‘She’s Given Up Talking’ is the third song on Paul McCartney’s 2001 album Driving Rain.
The song was inspired by a family friend whose daughter for a time chose not to speak. Although selective mutism is an anxiety disorder preventing a person from being able to speak in certain social situations, it is unclear whether McCartney’s friend suffered from it.
The phenomenon of ‘selective mutism’ fascinates me. There’s a family I got to know over the years. I saw them have kids, and I saw the kids grow up, and sometimes I’d give one of the kids a ride on my horse if I was out on my horse.One day, one of these kids just stopped speaking.

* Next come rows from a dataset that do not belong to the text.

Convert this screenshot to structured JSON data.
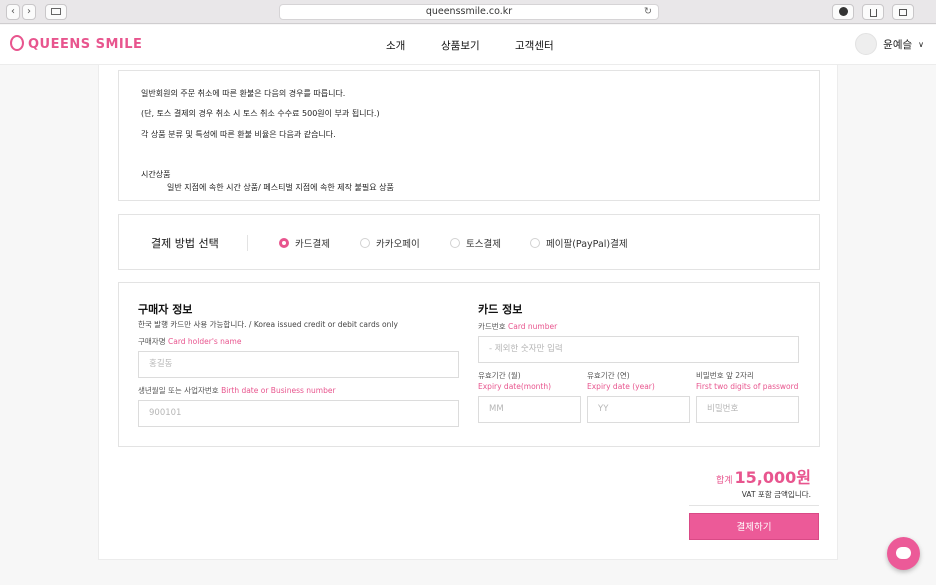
{
  "browser": {
    "url": "queenssmile.co.kr",
    "back_icon": "‹",
    "forward_icon": "›",
    "reload_icon": "↻"
  },
  "header": {
    "logo_text": "QUEENS SMILE",
    "nav": [
      "소개",
      "상품보기",
      "고객센터"
    ],
    "user_name": "윤예슬",
    "user_chevron": "∨"
  },
  "policy": {
    "lines": [
      "일반회원의 주문 취소에 따른 환불은 다음의 경우를 따릅니다.",
      "(단, 토스 결제의 경우 취소 시 토스 취소 수수료 500원이 부과 됩니다.)",
      "각 상품 분류 및 특성에 따른 환불 비율은 다음과 같습니다.",
      "시간상품",
      "일반 지점에 속한 시간 상품/ 페스티벌 지점에 속한 제작 불필요 상품"
    ]
  },
  "payment": {
    "label": "결제 방법 선택",
    "options": [
      "카드결제",
      "카카오페이",
      "토스결제",
      "페이팔(PayPal)결제"
    ],
    "selected_index": 0
  },
  "buyer": {
    "title": "구매자 정보",
    "notice": "한국 발행 카드만 사용 가능합니다. / Korea issued credit or debit cards only",
    "name_label": "구매자명",
    "name_label_en": "Card holder's name",
    "name_placeholder": "홍길동",
    "birth_label": "생년월일 또는 사업자번호",
    "birth_label_en": "Birth date or Business number",
    "birth_placeholder": "900101"
  },
  "card": {
    "title": "카드 정보",
    "number_label": "카드번호",
    "number_label_en": "Card number",
    "number_placeholder": "- 제외한 숫자만 입력",
    "month_label": "유효기간 (월)",
    "month_label_en": "Expiry date(month)",
    "month_placeholder": "MM",
    "year_label": "유효기간 (연)",
    "year_label_en": "Expiry date (year)",
    "year_placeholder": "YY",
    "pw_label": "비밀번호 앞 2자리",
    "pw_label_en": "First two digits of password",
    "pw_placeholder": "비밀번호"
  },
  "summary": {
    "total_label": "합계",
    "total_amount": "15,000원",
    "vat_note": "VAT 포함 금액입니다.",
    "pay_button": "결제하기"
  },
  "colors": {
    "accent": "#e8558e"
  }
}
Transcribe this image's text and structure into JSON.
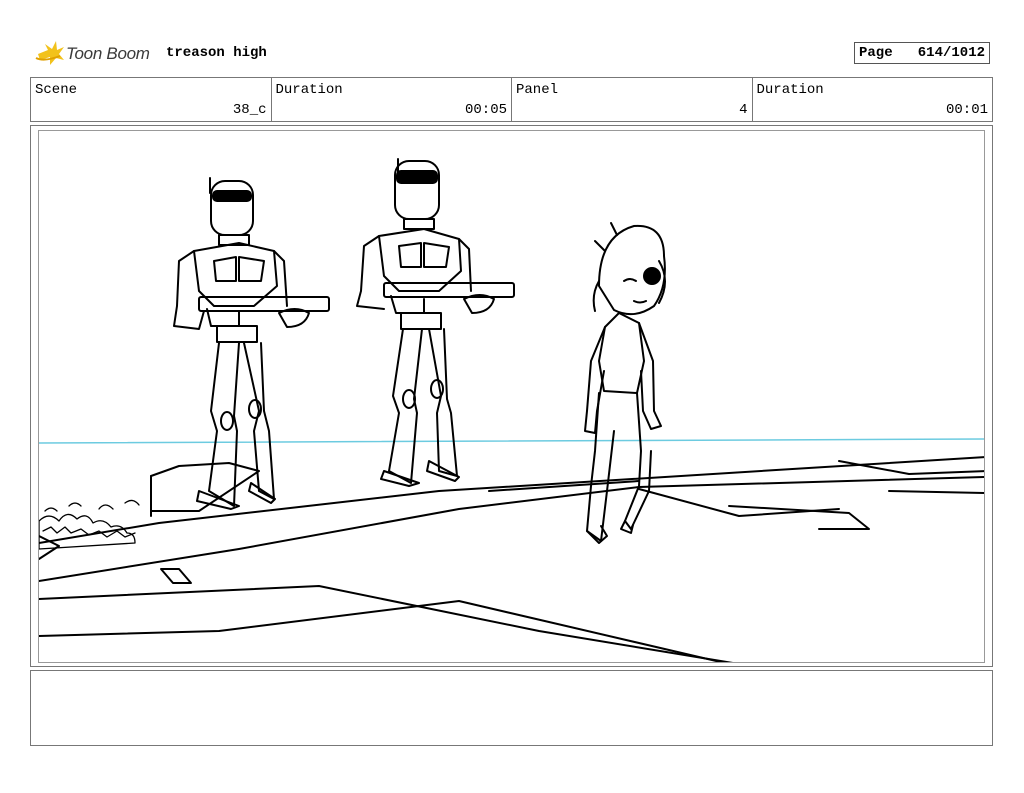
{
  "header": {
    "logo_text": "Toon Boom",
    "project_title": "treason high",
    "page_label": "Page",
    "page_value": "614/1012"
  },
  "info": {
    "scene_label": "Scene",
    "scene_value": "38_c",
    "scene_duration_label": "Duration",
    "scene_duration_value": "00:05",
    "panel_label": "Panel",
    "panel_value": "4",
    "panel_duration_label": "Duration",
    "panel_duration_value": "00:01"
  },
  "panel": {
    "horizon_color": "#6ccbe0"
  },
  "notes": {
    "text": ""
  }
}
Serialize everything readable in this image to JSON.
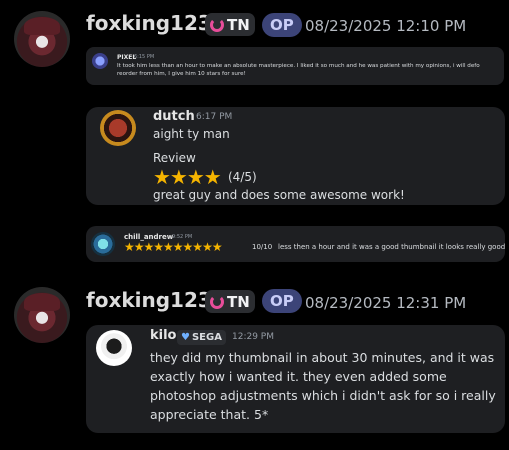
{
  "posts": [
    {
      "username": "foxking1234",
      "tag": "TN",
      "op_badge": "OP",
      "timestamp": "08/23/2025 12:10 PM",
      "reviews": [
        {
          "name": "PIXEL",
          "time": "6:15 PM",
          "text": "It took him less than an hour to make an absolute masterpiece. I liked it so much and he was patient with my opinions, i will defo reorder from him, I give him 10 stars for sure!"
        },
        {
          "name": "dutch",
          "time": "6:17 PM",
          "line1": "aight ty man",
          "line2": "Review",
          "stars": "★★★★",
          "rating": "(4/5)",
          "line3": "great guy and does some awesome work!"
        },
        {
          "name": "chill_andrew",
          "time": "9:52 PM",
          "stars": "★★★★★★★★★★",
          "rating": "10/10",
          "text": "less then a hour and it was a good thumbnail it looks really good"
        }
      ]
    },
    {
      "username": "foxking1234",
      "tag": "TN",
      "op_badge": "OP",
      "timestamp": "08/23/2025 12:31 PM",
      "reviews": [
        {
          "name": "kilo",
          "badge": "SEGA",
          "time": "12:29 PM",
          "text": "they did my thumbnail in about 30 minutes, and it was exactly how i wanted it. they even added some photoshop adjustments which i didn't ask for so i really appreciate that. 5*"
        }
      ]
    }
  ],
  "colors": {
    "background": "#000000",
    "card": "#1e1f22",
    "star": "#f5b400",
    "op_badge": "#3c4478",
    "tag_icon": "#e84d9a"
  }
}
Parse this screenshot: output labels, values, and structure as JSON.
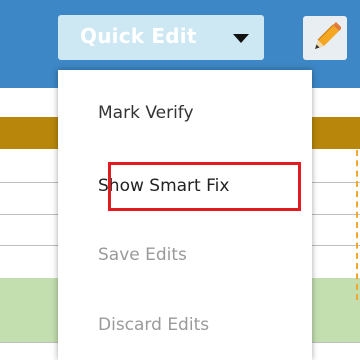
{
  "toolbar": {
    "quick_edit_label": "Quick Edit",
    "icons": [
      "caret-down",
      "pencil"
    ]
  },
  "menu": {
    "items": [
      {
        "label": "Mark Verify",
        "enabled": true
      },
      {
        "label": "Show Smart Fix",
        "enabled": true,
        "highlighted": true
      },
      {
        "label": "Save Edits",
        "enabled": false
      },
      {
        "label": "Discard Edits",
        "enabled": false
      }
    ]
  },
  "colors": {
    "toolbar_bg": "#3d87c6",
    "button_bg": "#cde8f3",
    "header_band": "#b8860b",
    "row_green": "#c3dfb0",
    "highlight": "#e01b22",
    "disabled_text": "#9a9a9a"
  }
}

In school she wouldn’t speak or answer. The idea that one day someone would just decide not to talk – it’s kind of crazy, but it’s brave. So this is just me imagining what it might be like. ‘Not a dickie bird’ is cockney rhyming slang. We used it in Liverpool. It’s nice to come across that when the previous line is ‘Don’t say a word’…
I didn’t really talk to the girl about her silence, but I talked to her family, and then I said I’d written a song about it. Years later they told me it was just a phase. She’s grown up, and she talks now.
Just another phase, perhaps.
The Lyrics: 1956 To The Present
‘She’s Given Up Talking’ was mostly written in Jamaica in 1999, and recorded on 17 February 2001 at Henson Studios in Los Angeles.
Recorded on 17th February 2001 onto 16-track analogue tape then loaded into Logic Audio for overdubs. Paul played Martin acoustic guitar and sang the lead vocal then overdubbed Höfner bass with a fuzz effect and his own Ludwig drum kit. Abe played Roland Handsonic electronic percussion. Rusty played Gibson SG electric guitar through a Leslie pedal and overdubbed other guitar parts. Gabe played Hammond Organ. David overdubbed electric guitar.
It opens with the sound of backwards tapes, inspired by The Beatles’ mid-Sixties work.
One of the fun things about working here was because I hadn’t told anyone what we were going to do and hadn’t played them any demos, and instead came in and just said ‘right, we’re going to do this song,’ doing that gave me a little freedom and I didn’t have to finish the songs before ten minutes before the session. I’d run upstairs to the lounge above the studio and finish it quickly. I knew what I wanted for the middle – that when she gets home she talks a lot – so I just finished it fast.